Two weeks ago, Rasmussen said:

Kasich leads by a greater than two-to-one margin among voters in Ohio not affiliated with either major political party.

That means that Kasich was getting over 2/3rds of the Independent voters (over 66%).  And over thirty-point advantage (according to Rasmussen.)


Among voters not affiliated with either major party, the GOP candidate leads by more than 20 points.

Strickland’s Invacare ad cut Kasich’s lead in half because it turned off Independents to Kasich.  Strickland also saw a small bump in his approval rating and a small dip in his disapproval rating.

This poll shows that there is real movement in favor of Strickland since they went back on the air.

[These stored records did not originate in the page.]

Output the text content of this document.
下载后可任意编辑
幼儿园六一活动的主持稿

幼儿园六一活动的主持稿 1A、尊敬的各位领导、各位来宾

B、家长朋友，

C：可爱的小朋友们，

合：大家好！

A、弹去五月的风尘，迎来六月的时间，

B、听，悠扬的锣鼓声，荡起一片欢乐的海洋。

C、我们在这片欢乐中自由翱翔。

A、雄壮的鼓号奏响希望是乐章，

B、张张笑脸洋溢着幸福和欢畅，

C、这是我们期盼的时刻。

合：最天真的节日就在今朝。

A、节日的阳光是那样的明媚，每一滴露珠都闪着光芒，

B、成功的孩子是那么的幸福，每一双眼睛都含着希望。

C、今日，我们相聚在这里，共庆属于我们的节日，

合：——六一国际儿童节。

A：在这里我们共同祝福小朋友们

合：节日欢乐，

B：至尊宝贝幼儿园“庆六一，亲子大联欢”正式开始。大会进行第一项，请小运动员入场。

The Jon Keelings of the world can scream about how ineffective Strickland’s Invacare ad backfired, etc., but the polling trends do not lie.  Since Strickland has gone back on the air, the race has substantially tightened and Kasich’s edge with Independents is starting to slip away.

I think people like me can put away the paper sack we were breathing into two weeks ago.  The good news is that I can sell to the Kasich folks who have to wonder if the ad about Kasich’s personal involvement in killing Ohio jobs and sending them to China and Mexico has done all the damage it’s going to do or not.